The economic downturn, particularly the slowdown in the housing market, has had a noticeable effect on housing activity in Troutdale. During the first six months of Troutdale's fiscal year (7-1-2007 to 12-31-2007), the number of permits issued, fees collected, and inspections performs has dropped significantly. As a matter of fact, the number of inspections performed were the lowest for any six month period over the last three years.
Because of this reduction in revenue and work, city staff reduced the hours of some city building inspectors. This staff reduction would save the city $30,000 for the remaining four months of the fiscal year, and approximately $120,000 per year going forward. The other factor involved was the decision by the cities of Fairview and Wood Village to discontinue its building inspection contracts with Troutdale effective June 30, 2008- a loss of $230,000 in annual revenue.
No one can predict if or when building permit activity will pick up again in Troutdale.

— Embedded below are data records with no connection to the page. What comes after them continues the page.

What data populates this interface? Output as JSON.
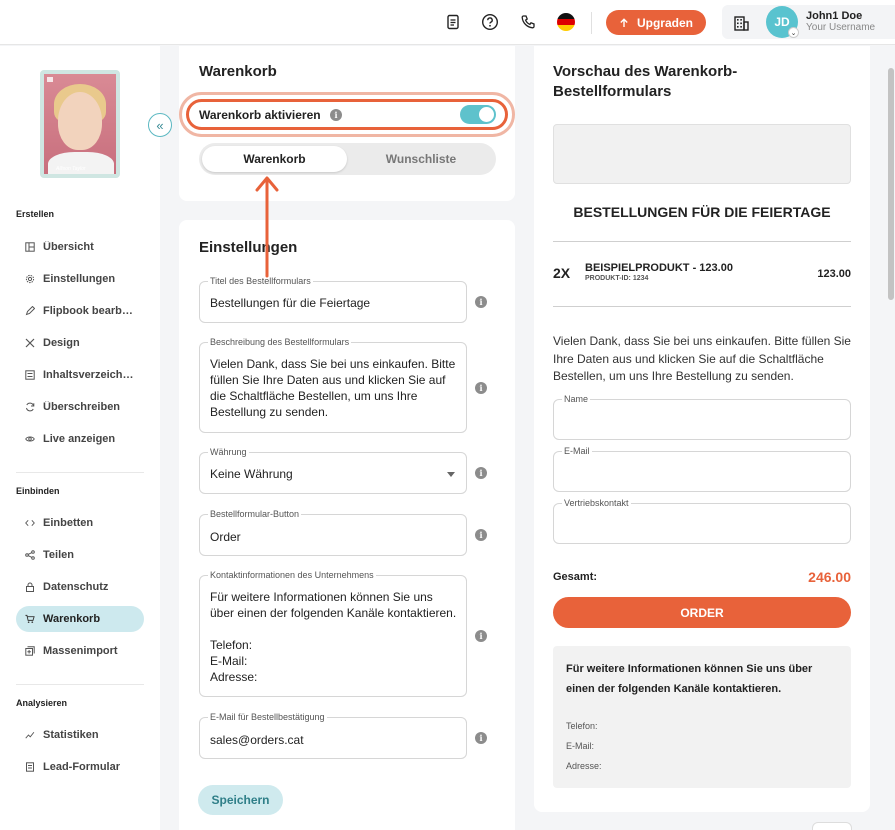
{
  "header": {
    "upgrade_label": "Upgraden",
    "user_initials": "JD",
    "user_name": "John1 Doe",
    "user_sub": "Your Username"
  },
  "sidebar": {
    "collapse_glyph": "«",
    "cover_text": "Allison Taylor",
    "sections": [
      {
        "title": "Erstellen",
        "items": [
          {
            "label": "Übersicht",
            "icon": "layout-icon"
          },
          {
            "label": "Einstellungen",
            "icon": "gear-icon"
          },
          {
            "label": "Flipbook bearbei...",
            "icon": "pencil-icon"
          },
          {
            "label": "Design",
            "icon": "tools-icon"
          },
          {
            "label": "Inhaltsverzeichnis",
            "icon": "list-icon"
          },
          {
            "label": "Überschreiben",
            "icon": "refresh-icon"
          },
          {
            "label": "Live anzeigen",
            "icon": "eye-icon"
          }
        ]
      },
      {
        "title": "Einbinden",
        "items": [
          {
            "label": "Einbetten",
            "icon": "code-icon"
          },
          {
            "label": "Teilen",
            "icon": "share-icon"
          },
          {
            "label": "Datenschutz",
            "icon": "lock-icon"
          },
          {
            "label": "Warenkorb",
            "icon": "cart-icon",
            "active": true
          },
          {
            "label": "Massenimport",
            "icon": "import-icon"
          }
        ]
      },
      {
        "title": "Analysieren",
        "items": [
          {
            "label": "Statistiken",
            "icon": "chart-icon"
          },
          {
            "label": "Lead-Formular",
            "icon": "form-icon"
          }
        ]
      }
    ]
  },
  "cart": {
    "title": "Warenkorb",
    "toggle_label": "Warenkorb aktivieren",
    "toggle_on": true,
    "tabs": [
      "Warenkorb",
      "Wunschliste"
    ],
    "active_tab": "Warenkorb"
  },
  "settings": {
    "title": "Einstellungen",
    "fields": {
      "title": {
        "label": "Titel des Bestellformulars",
        "value": "Bestellungen für die Feiertage"
      },
      "description": {
        "label": "Beschreibung des Bestellformulars",
        "lines": [
          "Vielen Dank, dass Sie bei uns einkaufen. Bitte",
          "füllen Sie Ihre Daten aus und klicken Sie auf",
          "die Schaltfläche Bestellen, um uns Ihre",
          "Bestellung zu senden."
        ]
      },
      "currency": {
        "label": "Währung",
        "value": "Keine Währung"
      },
      "button": {
        "label": "Bestellformular-Button",
        "value": "Order"
      },
      "contact": {
        "label": "Kontaktinformationen des Unternehmens",
        "lines": [
          "Für weitere Informationen können Sie uns",
          "über einen der folgenden Kanäle kontaktieren.",
          "",
          "Telefon:",
          "E-Mail:",
          "Adresse:"
        ]
      },
      "email": {
        "label": "E-Mail für Bestellbestätigung",
        "value": "sales@orders.cat"
      }
    },
    "save_label": "Speichern"
  },
  "preview": {
    "title": "Vorschau des Warenkorb-Bestellformulars",
    "heading": "BESTELLUNGEN FÜR DIE FEIERTAGE",
    "item": {
      "qty": "2X",
      "name": "BEISPIELPRODUKT -  123.00",
      "id": "PRODUKT-ID: 1234",
      "price": "123.00"
    },
    "description": "Vielen Dank, dass Sie bei uns einkaufen. Bitte füllen Sie Ihre Daten aus und klicken Sie auf die Schaltfläche Bestellen, um uns Ihre Bestellung zu senden.",
    "inputs": [
      "Name",
      "E-Mail",
      "Vertriebskontakt"
    ],
    "total_label": "Gesamt:",
    "total_value": "246.00",
    "order_label": "ORDER",
    "contact_text": "Für weitere Informationen können Sie uns über einen der folgenden Kanäle kontaktieren.",
    "contact_lines": [
      "Telefon:",
      "E-Mail:",
      "Adresse:"
    ]
  },
  "colors": {
    "accent": "#e8623a",
    "teal": "#5ec2cc",
    "active_bg": "#cde9ee"
  }
}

However, a Troutdale City Council work session requested by Mayor Thalhofer was held on March 11. After city staff explained that reductions in staff hours were necessary to prevent future deficits in the city's building department, the city council, by a majority consensus, directed staff to reinstate the hours of the affected building inspectors for the remainder of the 2007-08 fiscal year. Their reason: It's in the budget, so city staff had to spend the money.

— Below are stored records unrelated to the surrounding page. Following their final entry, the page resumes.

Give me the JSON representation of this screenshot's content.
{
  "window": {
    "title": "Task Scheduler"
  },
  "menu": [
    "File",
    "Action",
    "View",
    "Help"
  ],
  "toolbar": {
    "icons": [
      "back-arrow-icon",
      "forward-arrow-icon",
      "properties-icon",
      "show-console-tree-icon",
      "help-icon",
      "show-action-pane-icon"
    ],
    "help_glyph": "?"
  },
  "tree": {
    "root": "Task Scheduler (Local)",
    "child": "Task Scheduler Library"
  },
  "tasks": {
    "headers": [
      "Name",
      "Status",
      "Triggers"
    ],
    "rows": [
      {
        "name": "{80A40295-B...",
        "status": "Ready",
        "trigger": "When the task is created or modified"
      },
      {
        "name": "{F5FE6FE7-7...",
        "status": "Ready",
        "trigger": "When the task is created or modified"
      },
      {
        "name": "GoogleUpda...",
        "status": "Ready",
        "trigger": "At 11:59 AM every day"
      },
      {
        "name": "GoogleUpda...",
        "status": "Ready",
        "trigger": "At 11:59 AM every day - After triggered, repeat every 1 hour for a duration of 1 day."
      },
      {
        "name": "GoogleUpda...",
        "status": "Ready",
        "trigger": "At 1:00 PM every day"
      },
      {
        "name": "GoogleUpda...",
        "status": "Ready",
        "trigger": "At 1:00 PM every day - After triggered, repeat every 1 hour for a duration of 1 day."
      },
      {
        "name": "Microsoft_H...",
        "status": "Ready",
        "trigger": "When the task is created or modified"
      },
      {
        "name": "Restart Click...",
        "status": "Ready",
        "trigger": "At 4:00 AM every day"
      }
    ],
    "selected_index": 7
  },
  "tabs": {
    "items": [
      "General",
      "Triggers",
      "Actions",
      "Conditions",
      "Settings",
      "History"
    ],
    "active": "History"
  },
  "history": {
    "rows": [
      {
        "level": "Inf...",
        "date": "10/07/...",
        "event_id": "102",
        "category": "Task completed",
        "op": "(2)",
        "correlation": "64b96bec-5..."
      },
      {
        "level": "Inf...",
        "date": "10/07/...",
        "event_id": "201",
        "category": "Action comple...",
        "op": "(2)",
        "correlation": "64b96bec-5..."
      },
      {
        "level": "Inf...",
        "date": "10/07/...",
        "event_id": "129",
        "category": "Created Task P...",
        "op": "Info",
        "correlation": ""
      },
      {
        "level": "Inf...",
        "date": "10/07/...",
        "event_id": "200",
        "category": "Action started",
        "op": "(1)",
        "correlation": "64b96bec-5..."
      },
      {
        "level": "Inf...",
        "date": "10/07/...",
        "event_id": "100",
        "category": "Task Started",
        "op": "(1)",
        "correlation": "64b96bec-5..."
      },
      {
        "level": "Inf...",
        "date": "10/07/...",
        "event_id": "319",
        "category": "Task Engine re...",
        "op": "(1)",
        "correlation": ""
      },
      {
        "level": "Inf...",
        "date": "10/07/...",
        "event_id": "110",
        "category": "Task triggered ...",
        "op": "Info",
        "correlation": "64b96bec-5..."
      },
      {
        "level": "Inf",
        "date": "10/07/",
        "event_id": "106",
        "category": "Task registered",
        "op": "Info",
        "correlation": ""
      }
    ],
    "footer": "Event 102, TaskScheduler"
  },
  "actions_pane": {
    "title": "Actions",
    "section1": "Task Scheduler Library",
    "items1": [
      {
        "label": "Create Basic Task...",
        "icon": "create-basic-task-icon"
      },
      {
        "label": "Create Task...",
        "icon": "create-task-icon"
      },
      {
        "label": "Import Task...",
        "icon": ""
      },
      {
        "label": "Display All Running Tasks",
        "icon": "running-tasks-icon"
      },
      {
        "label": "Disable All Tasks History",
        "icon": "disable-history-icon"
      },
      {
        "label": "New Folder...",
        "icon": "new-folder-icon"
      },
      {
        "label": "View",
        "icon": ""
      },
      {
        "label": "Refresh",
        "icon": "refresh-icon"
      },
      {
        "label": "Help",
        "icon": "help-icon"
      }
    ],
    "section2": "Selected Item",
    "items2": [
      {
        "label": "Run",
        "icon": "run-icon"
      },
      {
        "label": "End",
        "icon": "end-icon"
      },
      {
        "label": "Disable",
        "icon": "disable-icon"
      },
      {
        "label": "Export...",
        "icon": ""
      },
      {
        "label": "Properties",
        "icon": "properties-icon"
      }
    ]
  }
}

It's in the budget. So city staff has to spend the money. Even though there isn't enough work for the building inspectors. Even though there won't be any revenue to pay their salaries. And even though our city charter and city council rules prohibit the city council from meddling in day to day city operations, including staffing levels.
According to the city's charter and ordinances, the city council has delegated all day to day operational decisions to the city manager. Because of these reasons, I objected strongly to the city council's interference with city management's decisions.
Unfortunately, I was the only one. So $120,00 per year of taxpayer money will go to waste. And the city council's interference in city manager decisions can only hurt employee morale in the future. Why should employees listen to their managers when the city council will overrule management?
The Troutdale city council made a terrible decision, and broke the city's rules to do so. (As always, this is my opinion only and not necessarily the opinion of the Troutdale city council).